Al arribar al lugar, los efectivos observaron que una ventana correspondiente a uno de los baños había sido forzada. Ese punto habría sido utilizado como acceso por el o los autores del robo, quienes lograron ingresar sin generar daños visibles en otros sectores del establecimiento.
Una vez dentro, los delincuentes actuaron con rapidez y, según los primeros indicios, con conocimiento previo del lugar. Del interior sustrajeron cuatro teléfonos celulares, varias botellas de bebidas alcohólicas y la caja registradora, que contenía aproximadamente apenas 150 mil pesos en efectivo. Este último elemento fue hallado poco después en el exterior del predio, completamente vacío, lo que indica que el dinero fue retirado en el lugar antes de abandonar la escena.

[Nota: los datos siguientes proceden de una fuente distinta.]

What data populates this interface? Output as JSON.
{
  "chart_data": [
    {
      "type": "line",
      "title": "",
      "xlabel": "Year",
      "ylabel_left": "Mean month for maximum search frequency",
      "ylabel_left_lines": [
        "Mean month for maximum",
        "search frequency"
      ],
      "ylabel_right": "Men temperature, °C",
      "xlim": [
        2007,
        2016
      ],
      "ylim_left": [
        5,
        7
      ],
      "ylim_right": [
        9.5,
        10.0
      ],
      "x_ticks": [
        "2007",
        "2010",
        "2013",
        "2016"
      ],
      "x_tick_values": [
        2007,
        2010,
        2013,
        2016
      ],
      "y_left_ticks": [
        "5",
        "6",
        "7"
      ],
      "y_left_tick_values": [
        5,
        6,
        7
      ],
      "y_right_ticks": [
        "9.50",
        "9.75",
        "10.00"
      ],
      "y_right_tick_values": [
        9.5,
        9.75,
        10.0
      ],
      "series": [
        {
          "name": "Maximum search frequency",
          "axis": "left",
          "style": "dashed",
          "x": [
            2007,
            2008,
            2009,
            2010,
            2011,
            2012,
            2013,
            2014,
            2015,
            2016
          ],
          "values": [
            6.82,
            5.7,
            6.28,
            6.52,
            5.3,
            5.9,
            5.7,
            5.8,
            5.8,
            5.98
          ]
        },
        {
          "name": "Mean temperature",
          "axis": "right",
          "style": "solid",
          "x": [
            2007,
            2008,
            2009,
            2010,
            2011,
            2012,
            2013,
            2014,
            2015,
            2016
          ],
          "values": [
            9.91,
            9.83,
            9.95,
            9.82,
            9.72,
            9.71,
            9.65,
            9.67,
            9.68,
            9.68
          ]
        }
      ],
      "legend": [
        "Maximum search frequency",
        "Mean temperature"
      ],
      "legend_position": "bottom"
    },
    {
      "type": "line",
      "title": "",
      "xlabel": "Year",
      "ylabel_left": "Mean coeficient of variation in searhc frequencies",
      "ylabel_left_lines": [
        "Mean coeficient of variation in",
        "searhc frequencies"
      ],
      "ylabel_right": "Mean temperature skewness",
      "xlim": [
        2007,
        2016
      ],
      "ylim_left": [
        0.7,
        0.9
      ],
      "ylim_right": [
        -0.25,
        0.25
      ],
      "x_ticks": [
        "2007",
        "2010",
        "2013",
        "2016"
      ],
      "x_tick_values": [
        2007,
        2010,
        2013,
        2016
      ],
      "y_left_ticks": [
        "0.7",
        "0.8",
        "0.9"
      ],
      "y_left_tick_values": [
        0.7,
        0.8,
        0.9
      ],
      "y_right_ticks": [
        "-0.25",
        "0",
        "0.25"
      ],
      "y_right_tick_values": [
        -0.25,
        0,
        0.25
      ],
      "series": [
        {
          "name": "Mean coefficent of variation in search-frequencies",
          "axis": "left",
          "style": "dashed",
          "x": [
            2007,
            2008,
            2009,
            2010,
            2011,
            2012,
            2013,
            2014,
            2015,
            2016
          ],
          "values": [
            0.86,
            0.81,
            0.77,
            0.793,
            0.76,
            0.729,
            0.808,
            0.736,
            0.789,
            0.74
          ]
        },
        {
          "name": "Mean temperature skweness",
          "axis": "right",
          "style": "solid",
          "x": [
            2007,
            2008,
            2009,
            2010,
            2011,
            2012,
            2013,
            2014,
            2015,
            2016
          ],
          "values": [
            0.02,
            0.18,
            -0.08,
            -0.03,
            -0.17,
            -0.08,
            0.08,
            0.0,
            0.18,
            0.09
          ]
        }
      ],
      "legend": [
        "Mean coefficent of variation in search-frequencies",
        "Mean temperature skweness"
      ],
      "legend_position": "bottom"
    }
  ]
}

Uno de los aspectos que más llamó la atención de los investigadores es la ausencia de desorden generalizado dentro del local. No se detectaron signos de una búsqueda al azar ni daños innecesarios, lo que refuerza la hipótesis de que quienes llevaron adelante el robo sabían exactamente dónde dirigirse. En términos investigativos, se trata de un dato clave que orienta las líneas de trabajo hacia un posible conocimiento previo del comercio.
En el lugar trabajó personal de la División Criminalística junto a efectivos de la Comisaría Segunda y del Comando de Patrullas. Las tareas incluyeron el relevamiento de huellas, la recolección de indicios y la documentación de la escena, con el objetivo de reconstruir la mecánica del hecho y avanzar en la identificación de los responsables.
En paralelo, la Policía se encuentra abocada al análisis de cámaras de seguridad tanto del local como de la zona, una herramienta que en los últimos años se ha vuelto central en este tipo de investigaciones. La ubicación del comercio, en un sector transitado y con presencia de dispositivos de vigilancia, podría resultar determinante para esclarecer lo ocurrido.